Even small shortcomings in vaccination rates — something possible with just a few anti-vaxxers — could cause a loss in the herd immunity effect intended to protect the few who can’t be vaccinated or for whom the vaccination was not successful. With the rise of the anti-vaxxer movement, groups of people who would once be protected by herd immunity are now becoming vulnerable, contributing to outbreaks.

States must be more aggressive in the fight against insufficient vaccinations and explore different approaches to limit the risks of anti-vaccination.

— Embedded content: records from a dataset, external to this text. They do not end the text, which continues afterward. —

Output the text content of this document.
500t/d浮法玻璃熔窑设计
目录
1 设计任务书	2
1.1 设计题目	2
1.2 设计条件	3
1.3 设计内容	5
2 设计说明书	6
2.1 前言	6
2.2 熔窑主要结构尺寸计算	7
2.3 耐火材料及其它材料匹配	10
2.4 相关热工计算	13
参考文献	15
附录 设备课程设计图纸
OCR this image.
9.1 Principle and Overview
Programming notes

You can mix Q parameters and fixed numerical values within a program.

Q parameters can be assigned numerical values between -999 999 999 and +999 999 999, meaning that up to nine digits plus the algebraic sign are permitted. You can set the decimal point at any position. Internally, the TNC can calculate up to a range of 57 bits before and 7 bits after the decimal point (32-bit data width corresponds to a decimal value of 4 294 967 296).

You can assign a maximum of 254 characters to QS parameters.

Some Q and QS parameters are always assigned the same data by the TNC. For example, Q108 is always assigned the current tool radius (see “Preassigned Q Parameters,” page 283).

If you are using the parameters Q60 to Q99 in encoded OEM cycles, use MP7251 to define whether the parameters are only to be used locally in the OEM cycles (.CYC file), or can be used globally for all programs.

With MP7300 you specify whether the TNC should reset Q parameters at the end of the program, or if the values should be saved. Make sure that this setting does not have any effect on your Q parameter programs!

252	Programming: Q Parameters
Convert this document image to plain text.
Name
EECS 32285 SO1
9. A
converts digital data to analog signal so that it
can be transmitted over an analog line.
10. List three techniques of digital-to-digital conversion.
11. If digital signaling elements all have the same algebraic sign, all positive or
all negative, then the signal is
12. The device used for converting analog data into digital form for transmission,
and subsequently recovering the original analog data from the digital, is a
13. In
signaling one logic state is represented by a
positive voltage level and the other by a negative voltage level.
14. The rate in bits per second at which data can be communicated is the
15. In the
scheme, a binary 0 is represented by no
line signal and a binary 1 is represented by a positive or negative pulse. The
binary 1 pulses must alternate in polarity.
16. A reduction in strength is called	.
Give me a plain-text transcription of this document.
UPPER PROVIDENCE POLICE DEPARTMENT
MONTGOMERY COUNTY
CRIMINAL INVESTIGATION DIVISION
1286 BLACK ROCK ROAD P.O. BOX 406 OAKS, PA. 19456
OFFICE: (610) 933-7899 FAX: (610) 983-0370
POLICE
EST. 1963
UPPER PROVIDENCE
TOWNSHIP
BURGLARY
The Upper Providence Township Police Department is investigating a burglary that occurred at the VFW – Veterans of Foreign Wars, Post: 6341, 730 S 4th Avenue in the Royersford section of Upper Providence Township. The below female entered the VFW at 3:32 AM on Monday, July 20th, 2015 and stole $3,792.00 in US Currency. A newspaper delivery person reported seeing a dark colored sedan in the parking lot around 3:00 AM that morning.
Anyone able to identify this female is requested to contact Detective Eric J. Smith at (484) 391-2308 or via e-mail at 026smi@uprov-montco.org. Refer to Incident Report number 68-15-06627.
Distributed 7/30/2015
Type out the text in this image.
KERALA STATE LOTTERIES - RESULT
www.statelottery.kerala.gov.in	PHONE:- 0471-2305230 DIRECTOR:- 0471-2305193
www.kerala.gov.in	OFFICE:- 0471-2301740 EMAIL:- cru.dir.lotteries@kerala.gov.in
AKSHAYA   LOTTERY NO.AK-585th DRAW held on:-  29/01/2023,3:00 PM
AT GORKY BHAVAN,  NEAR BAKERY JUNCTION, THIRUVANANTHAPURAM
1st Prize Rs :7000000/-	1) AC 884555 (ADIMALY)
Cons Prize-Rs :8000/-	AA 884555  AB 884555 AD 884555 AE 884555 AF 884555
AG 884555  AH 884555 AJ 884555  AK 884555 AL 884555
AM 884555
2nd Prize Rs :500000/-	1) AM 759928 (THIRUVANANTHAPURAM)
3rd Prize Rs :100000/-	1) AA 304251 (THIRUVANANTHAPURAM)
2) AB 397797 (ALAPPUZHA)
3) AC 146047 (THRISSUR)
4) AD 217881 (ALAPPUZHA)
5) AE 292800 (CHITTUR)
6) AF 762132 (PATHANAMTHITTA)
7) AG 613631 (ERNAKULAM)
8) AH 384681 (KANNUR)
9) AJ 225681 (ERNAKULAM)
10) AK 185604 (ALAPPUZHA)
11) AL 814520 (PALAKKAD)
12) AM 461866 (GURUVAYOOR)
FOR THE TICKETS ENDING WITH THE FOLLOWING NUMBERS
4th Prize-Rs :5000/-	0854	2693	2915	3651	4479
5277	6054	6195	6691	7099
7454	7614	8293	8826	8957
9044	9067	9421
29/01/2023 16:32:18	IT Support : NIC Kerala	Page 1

Helping children access vaccinations despite their parents’ objections is a valuable way to protect public health in communities where the risks are the greatest. Usually, a person must be 18 years of age to make medical decisions, but 15 states — Pennsylvania included — allow some decisions to be made by minors under the mature minor doctrine. Expanding the use of the mature minor doctrine for vaccinations can help push back on the damage done by the anti-vaccination movement

A small number of states, such as Ohio, extend causes for exemption beyond religious grounds to include personal objections as well. Ohio State University grants immunization exemptions for mere “good cause” but a 2014 on-campus mumps outbreak affecting hundreds of students caused university officials to recommend students receive vaccines. Encouraging states to close the loopholes that allow for personal objections may be an important step toward preventing the next outbreak.

Most importantly, states must acknowledge that “vaccine hesitancy” comes from a misunderstanding of medical history and technology. The CDC has attempted to reach out to misinformed parents and provide educational resources that recognize their desire to protect their children. States and school districts must also follow that lead.

The anti-vaccination movement is one of the most pressing threats to public health in this country. Adopting a wide-spectrum approach to countering its effects is the best and only way to permanently end the threat.